В одном из магазинов антикварной книги меня остановило заглавие: «Soviet Russia fights crime. 1934» («Советская Россия борется с преступностью»). Я опешила от находки (неужели Запад признал, что при Сталине в тюрьмах были не только репрессированные, но и уголовники?) и заинтересовалась автором. Перевод с немецкого. Журналистка Л. Кербер приехала в Россию в 1930 году для изучения исправительно-трудовых колоний. При всей моей непредвзятости мне нелегко дался факт, что в те годы иностранку без проблем допускали к встречам и дискуссиям с заключенными Таганки, тюрем в Сокольниках, Болшево, Сухуми, Перми, Свердловске, Тюмени и Нижней Туры.

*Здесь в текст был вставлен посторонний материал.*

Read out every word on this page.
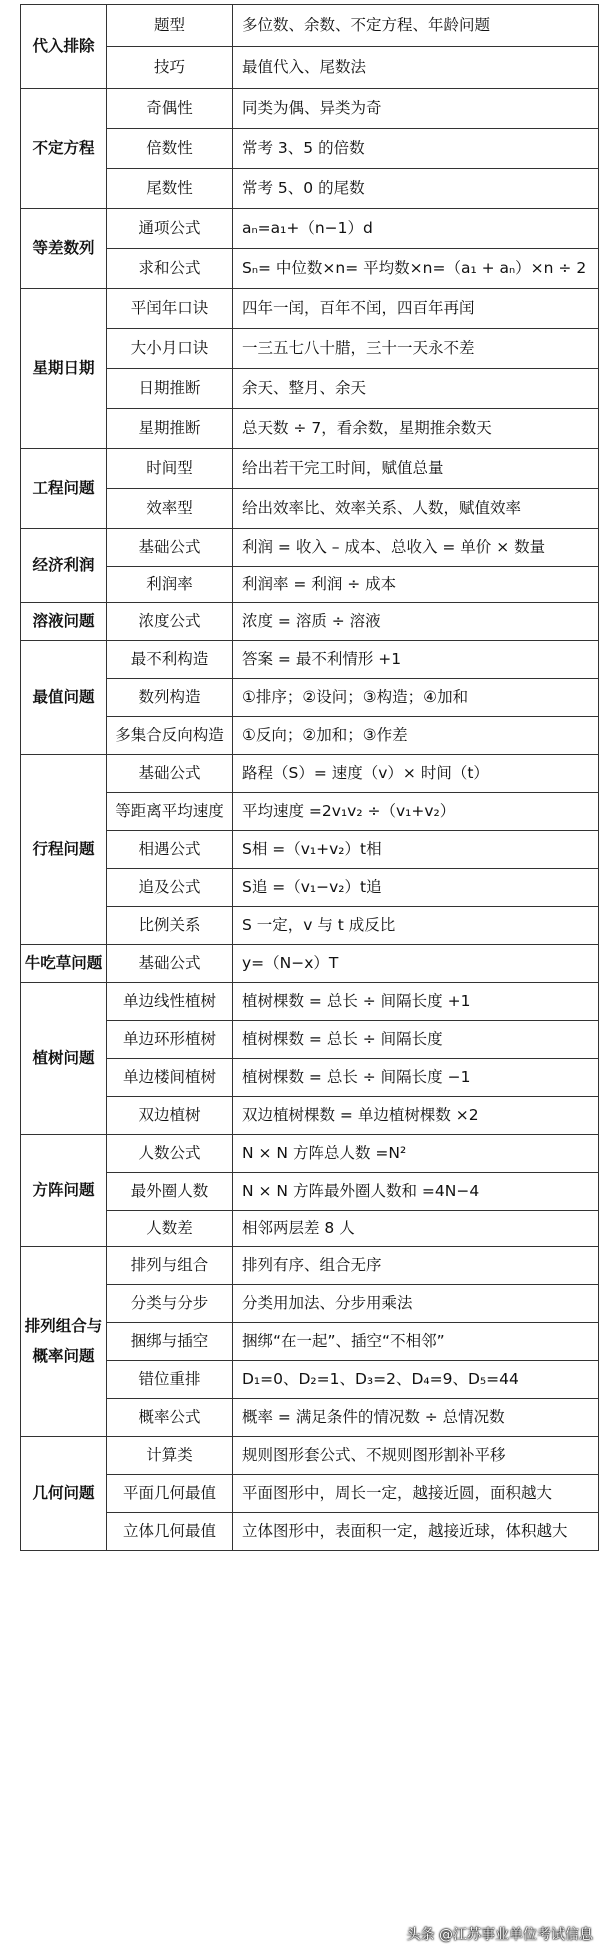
代入排除	题型	多位数、余数、不定方程、年龄问题
	技巧	最值代入、尾数法
不定方程	奇偶性	同类为偶、异类为奇
	倍数性	常考 3、5 的倍数
	尾数性	常考 5、0 的尾数
等差数列	通项公式	aₙ=a₁+（n−1）d
	求和公式	Sₙ= 中位数×n= 平均数×n=（a₁ + aₙ）×n ÷ 2
星期日期	平闰年口诀	四年一闰，百年不闰，四百年再闰
	大小月口诀	一三五七八十腊，三十一天永不差
	日期推断	余天、整月、余天
	星期推断	总天数 ÷ 7，看余数，星期推余数天
工程问题	时间型	给出若干完工时间，赋值总量
	效率型	给出效率比、效率关系、人数，赋值效率
经济利润	基础公式	利润 = 收入 – 成本、总收入 = 单价 × 数量
	利润率	利润率 = 利润 ÷ 成本
溶液问题	浓度公式	浓度 = 溶质 ÷ 溶液
最值问题	最不利构造	答案 = 最不利情形 +1
	数列构造	①排序；②设问；③构造；④加和
	多集合反向构造	①反向；②加和；③作差
行程问题	基础公式	路程（S）= 速度（v）× 时间（t）
	等距离平均速度	平均速度 =2v₁v₂ ÷（v₁+v₂）
	相遇公式	S相 =（v₁+v₂）t相
	追及公式	S追 =（v₁−v₂）t追
	比例关系	S 一定，v 与 t 成反比
牛吃草问题	基础公式	y=（N−x）T
植树问题	单边线性植树	植树棵数 = 总长 ÷ 间隔长度 +1
	单边环形植树	植树棵数 = 总长 ÷ 间隔长度
	单边楼间植树	植树棵数 = 总长 ÷ 间隔长度 −1
	双边植树	双边植树棵数 = 单边植树棵数 ×2
方阵问题	人数公式	N × N 方阵总人数 =N²
	最外圈人数	N × N 方阵最外圈人数和 =4N−4
	人数差	相邻两层差 8 人
排列组合与概率问题	排列与组合	排列有序、组合无序
	分类与分步	分类用加法、分步用乘法
	捆绑与插空	捆绑“在一起”、插空“不相邻”
	错位重排	D₁=0、D₂=1、D₃=2、D₄=9、D₅=44
	概率公式	概率 = 满足条件的情况数 ÷ 总情况数
几何问题	计算类	规则图形套公式、不规则图形割补平移
	平面几何最值	平面图形中，周长一定，越接近圆，面积越大
	立体几何最值	立体图形中，表面积一定，越接近球，体积越大
头条 @江苏事业单位考试信息
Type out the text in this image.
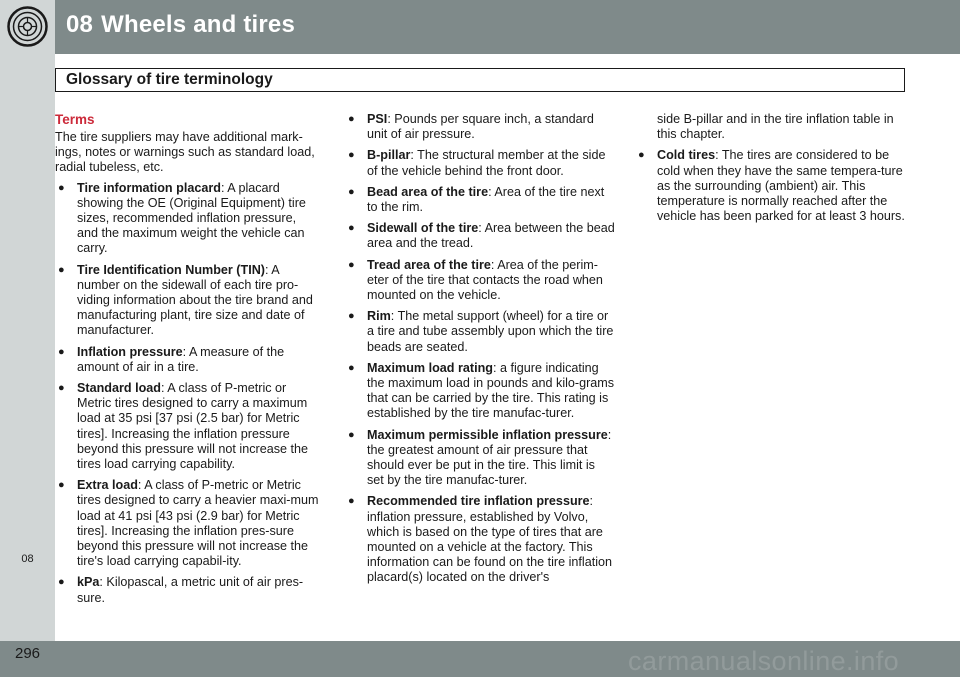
08 Wheels and tires
Glossary of tire terminology
08
296	carmanualsonline.info
Terms
The tire suppliers may have additional mark-ings, notes or warnings such as standard load, radial tubeless, etc.
● Tire information placard: A placard showing the OE (Original Equipment) tire sizes, recommended inflation pressure, and the maximum weight the vehicle can carry.
● Tire Identification Number (TIN): A number on the sidewall of each tire pro-viding information about the tire brand and manufacturing plant, tire size and date of manufacturer.
● Inflation pressure: A measure of the amount of air in a tire.
● Standard load: A class of P-metric or Metric tires designed to carry a maximum load at 35 psi [37 psi (2.5 bar) for Metric tires]. Increasing the inflation pressure beyond this pressure will not increase the tires load carrying capability.
● Extra load: A class of P-metric or Metric tires designed to carry a heavier maxi-mum load at 41 psi [43 psi (2.9 bar) for Metric tires]. Increasing the inflation pres-sure beyond this pressure will not increase the tire's load carrying capabil-ity.
● kPa: Kilopascal, a metric unit of air pres-sure.
● PSI: Pounds per square inch, a standard unit of air pressure.
● B-pillar: The structural member at the side of the vehicle behind the front door.
● Bead area of the tire: Area of the tire next to the rim.
● Sidewall of the tire: Area between the bead area and the tread.
● Tread area of the tire: Area of the perim-eter of the tire that contacts the road when mounted on the vehicle.
● Rim: The metal support (wheel) for a tire or a tire and tube assembly upon which the tire beads are seated.
● Maximum load rating: a figure indicating the maximum load in pounds and kilo-grams that can be carried by the tire. This rating is established by the tire manufac-turer.
● Maximum permissible inflation pressure: the greatest amount of air pressure that should ever be put in the tire. This limit is set by the tire manufac-turer.
● Recommended tire inflation pressure: inflation pressure, established by Volvo, which is based on the type of tires that are mounted on a vehicle at the factory. This information can be found on the tire inflation placard(s) located on the driver's
side B-pillar and in the tire inflation table in this chapter.
● Cold tires: The tires are considered to be cold when they have the same tempera-ture as the surrounding (ambient) air. This temperature is normally reached after the vehicle has been parked for at least 3 hours.
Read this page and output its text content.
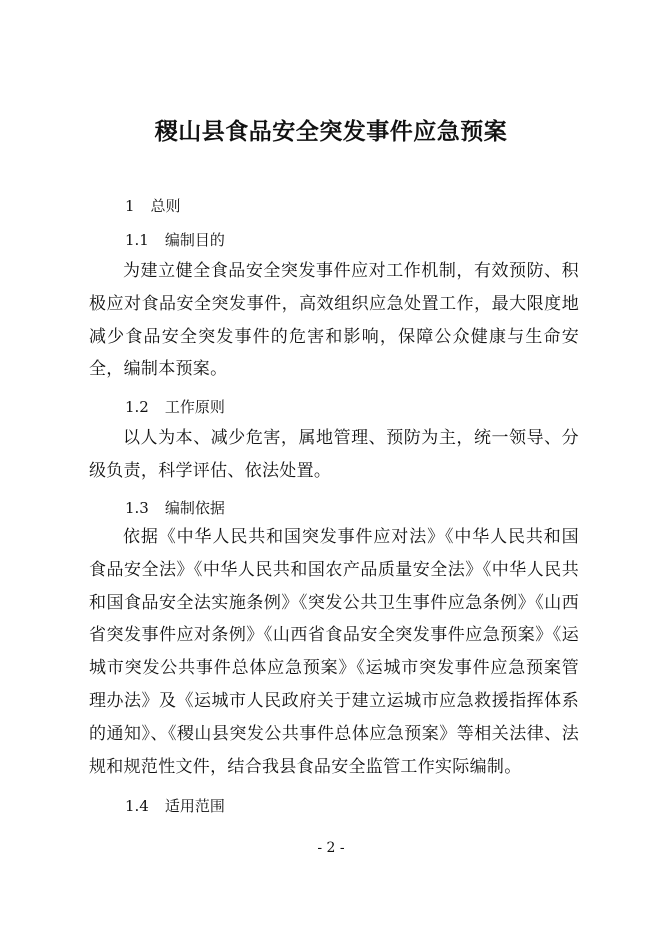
稷山县食品安全突发事件应急预案
1 总则
1.1 编制目的
为建立健全食品安全突发事件应对工作机制，有效预防、积极应对食品安全突发事件，高效组织应急处置工作，最大限度地减少食品安全突发事件的危害和影响，保障公众健康与生命安全，编制本预案。
1.2 工作原则
以人为本、减少危害，属地管理、预防为主，统一领导、分级负责，科学评估、依法处置。
1.3 编制依据
依据《中华人民共和国突发事件应对法》《中华人民共和国食品安全法》《中华人民共和国农产品质量安全法》《中华人民共和国食品安全法实施条例》《突发公共卫生事件应急条例》《山西省突发事件应对条例》《山西省食品安全突发事件应急预案》《运城市突发公共事件总体应急预案》《运城市突发事件应急预案管理办法》及《运城市人民政府关于建立运城市应急救援指挥体系的通知》、《稷山县突发公共事件总体应急预案》等相关法律、法规和规范性文件，结合我县食品安全监管工作实际编制。
1.4 适用范围
- 2 -
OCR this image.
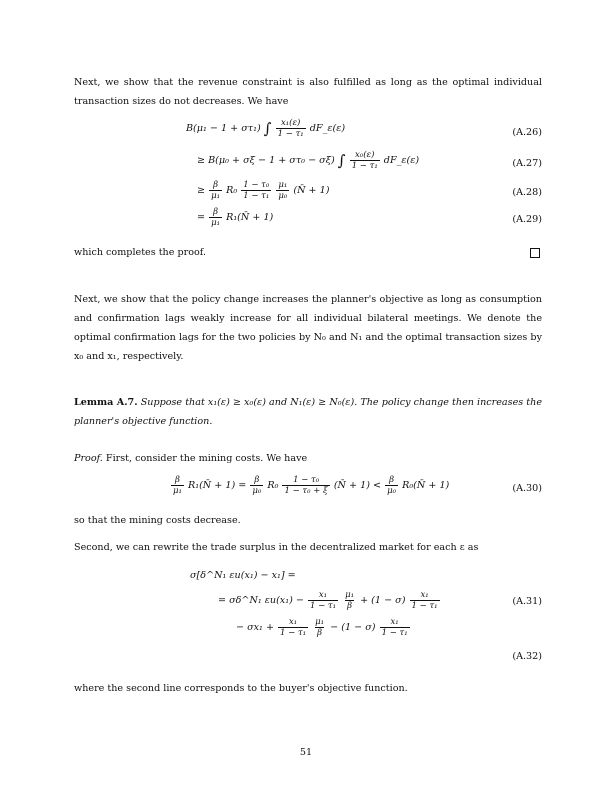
Next, we show that the revenue constraint is also fulfilled as long as the optimal individual transaction sizes do not decreases. We have

B(μ₁ − 1 + στ₁) ∫ $\frac{\text{x₁(ε)}}{\text{1 − τ₁}}$ dF_ε(ε)	(A.26)
≥ B(μ₀ + σξ − 1 + στ₀ − σξ) ∫ $\frac{\text{x₀(ε)}}{\text{1 − τ₁}}$ dF_ε(ε)	(A.27)
≥ $\frac{\beta}{\text{μ₁}} R_0 \frac{\text{1 − τ₀}}{\text{1 − τ₁}}$
$\frac{\text{μ₁}}{\text{μ₀}}$ (N̄ + 1)	(A.28)
= $\frac{\beta}{\text{μ₁}}$ R₁(N̄ + 1)	(A.29)

which completes the proof.

Next, we show that the policy change increases the planner's objective as long as consumption and confirmation lags weakly increase for all individual bilateral meetings. We denote the optimal confirmation lags for the two policies by N₀ and N₁ and the optimal transaction sizes by x₀ and x₁, respectively.

Lemma A.7. Suppose that x₁(ε) ≥ x₀(ε) and N₁(ε) ≥ N₀(ε). The policy change then increases the planner's objective function.

Proof. First, consider the mining costs. We have

$\frac{\beta}{\text{μ₁}}$ R₁(N̄ + $1) = \frac{\beta}{\text{μ₀}} R_0 \frac{\text{1 − τ₀}}{\text{1 − τ₀ + ξ}}$ (N̄ + $1) < \frac{\beta}{\text{μ₀}}$ R₀(N̄ + 1)	(A.30)

so that the mining costs decrease.

Second, we can rewrite the trade surplus in the decentralized market for each ε as

σ[δ^N₁ εu(x₁) − x₁] =
= σδ^N₁ $\varepsilon u(x_1) - \frac{\text{x₁}}{\text{1 − τ₁}}$
$\frac{\text{μ₁}}{\beta} + (1 - \sigma) \frac{\text{x₁}}{\text{1 − τ₁}}$	(A.31)
− $\sigma x_1 + \frac{\text{x₁}}{\text{1 − τ₁}}$
$\frac{\text{μ₁}}{\beta} - (1 - \sigma) \frac{\text{x₁}}{\text{1 − τ₁}}$
(A.32)

where the second line corresponds to the buyer's objective function.

51
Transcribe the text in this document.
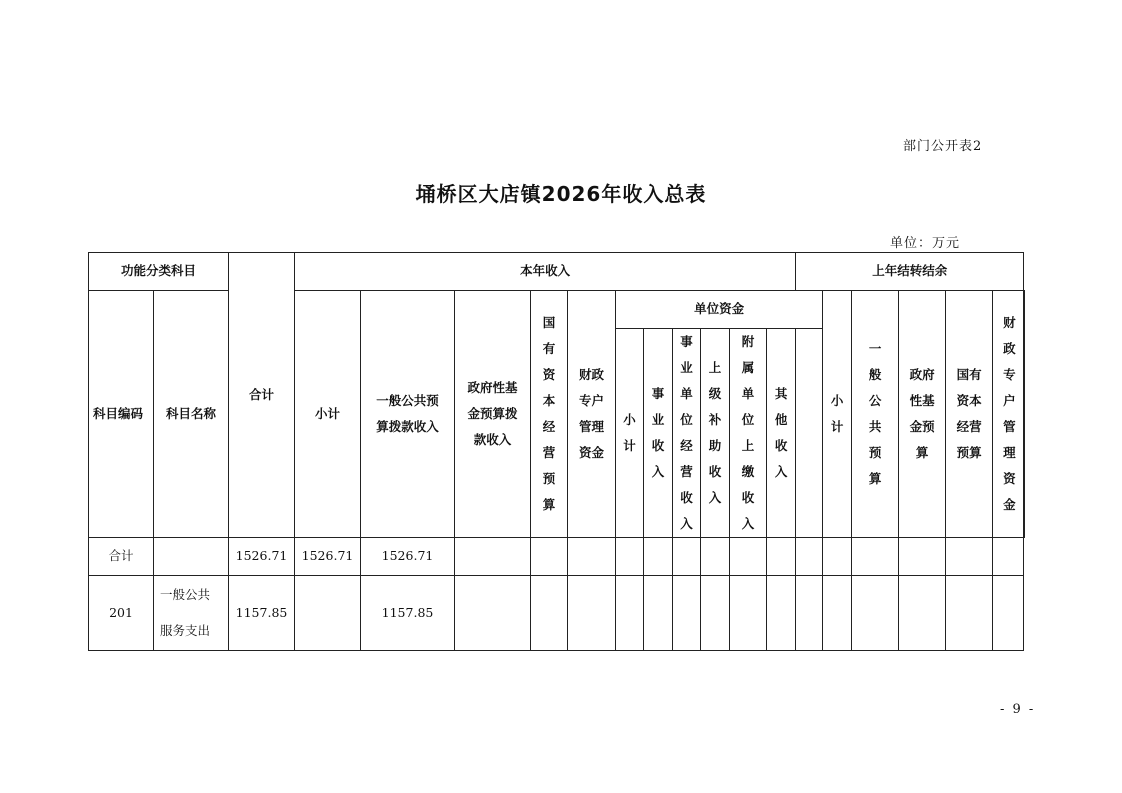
部门公开表2
埇桥区大店镇2026年收入总表
单位：万元
功能分类科目		合计	本年收入											上年结转结余						

科目编码	科目名称		小计	一般公共预算拨款收入	政府性基金预算拨款收入	国有资本经营预算	财政专户管理资金	单位资金							小计	一般公共预算	政府性基金预算	国有资本经营预算	财政专户管理资金

								小计	事业收入	事业单位经营收入	上级补助收入	附属单位上缴收入	其他收入							
合计		1526.71	1526.71	1526.71																
201	一般公共服务支出	1157.85		1157.85																
- 9 -
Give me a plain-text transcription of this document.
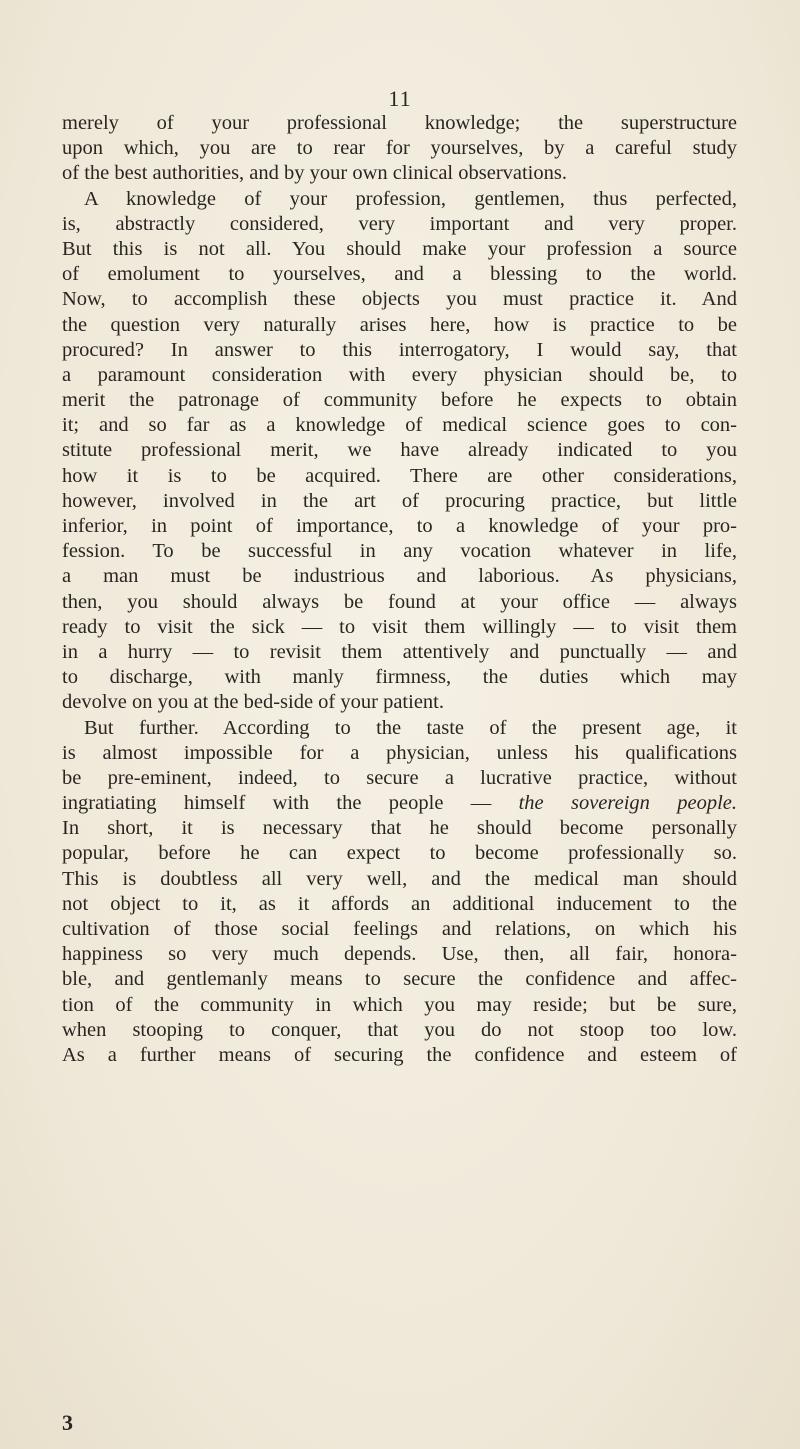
11
merely of your professional knowledge; the superstructure
upon which, you are to rear for yourselves, by a careful study
of the best authorities, and by your own clinical observations.
A knowledge of your profession, gentlemen, thus perfected,
is, abstractly considered, very important and very proper.
But this is not all. You should make your profession a source
of emolument to yourselves, and a blessing to the world.
Now, to accomplish these objects you must practice it. And
the question very naturally arises here, how is practice to be
procured? In answer to this interrogatory, I would say, that
a paramount consideration with every physician should be, to
merit the patronage of community before he expects to obtain
it; and so far as a knowledge of medical science goes to con-
stitute professional merit, we have already indicated to you
how it is to be acquired. There are other considerations,
however, involved in the art of procuring practice, but little
inferior, in point of importance, to a knowledge of your pro-
fession. To be successful in any vocation whatever in life,
a man must be industrious and laborious. As physicians,
then, you should always be found at your office — always
ready to visit the sick — to visit them willingly — to visit them
in a hurry — to revisit them attentively and punctually — and
to discharge, with manly firmness, the duties which may
devolve on you at the bed-side of your patient.
But further. According to the taste of the present age, it
is almost impossible for a physician, unless his qualifications
be pre-eminent, indeed, to secure a lucrative practice, without
ingratiating himself with the people — the sovereign people.
In short, it is necessary that he should become personally
popular, before he can expect to become professionally so.
This is doubtless all very well, and the medical man should
not object to it, as it affords an additional inducement to the
cultivation of those social feelings and relations, on which his
happiness so very much depends. Use, then, all fair, honora-
ble, and gentlemanly means to secure the confidence and affec-
tion of the community in which you may reside; but be sure,
when stooping to conquer, that you do not stoop too low.
As a further means of securing the confidence and esteem of
3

В ходе путешествий она больше наблюдает, чем размышляет, но тем не менее наблюдает отлично. Ее три удивленных вывода: как страстно отдаются в советских тюрьмах культмассовой работе, как безопасно уживаются уголовники «мокрой» статьи и проштрафившиеся представители власти и насколько тяжелее «перевоспитывать» женщин в условиях женской тюрьмы, чем мужчин — в мужской. Ее сравнение советской тюремной системы было явно не в пользу Германии, и книга, едва коснувшись полок магазинов, была запрещена и сожжена ее соотечественниками.

Так прошли 30-е годы — для кого худо, для кого бедно.

В начале Великой Отечественной войны, 20 июля 1941 года, НКВД и НКГБ были объединены в один наркомат. Уголовные и политические преступления были практически слиты. Заместителями наркома Берии были поставлены Виктор Абакумов и Иван Серов, не выносившие друг друга ни наличной, ни на профессиональной почве. Очень скоро Абакумов ради интересов дела стал пренебрегать существовавшим тогда законом — признать изменой согласие советского человека на сотрудничество с иностранной разведкой. Он нередко освобождал от уголовного наказания явившихся с повинной агентов, чтобы эффективнее противостоять вражеской разведке, вербующей не только военнопленных, но и дезертиров и уголовников. Правда, уголовники и сами обводили абверовцев вокруг пальца — рецидивисты, заброшенные в тыл с дорогой аппаратурой, продавали рацию и, разыскав бывших подельников, возвращались к обычному ремеслу. Настоящему уголовнику безразличны и наши, и ваши. Воистину завещанием Мишки Япончика стали его слова, сказанные когда-то военному губернатору Одессы: «Мы не белые и не красные. Мы черная масть».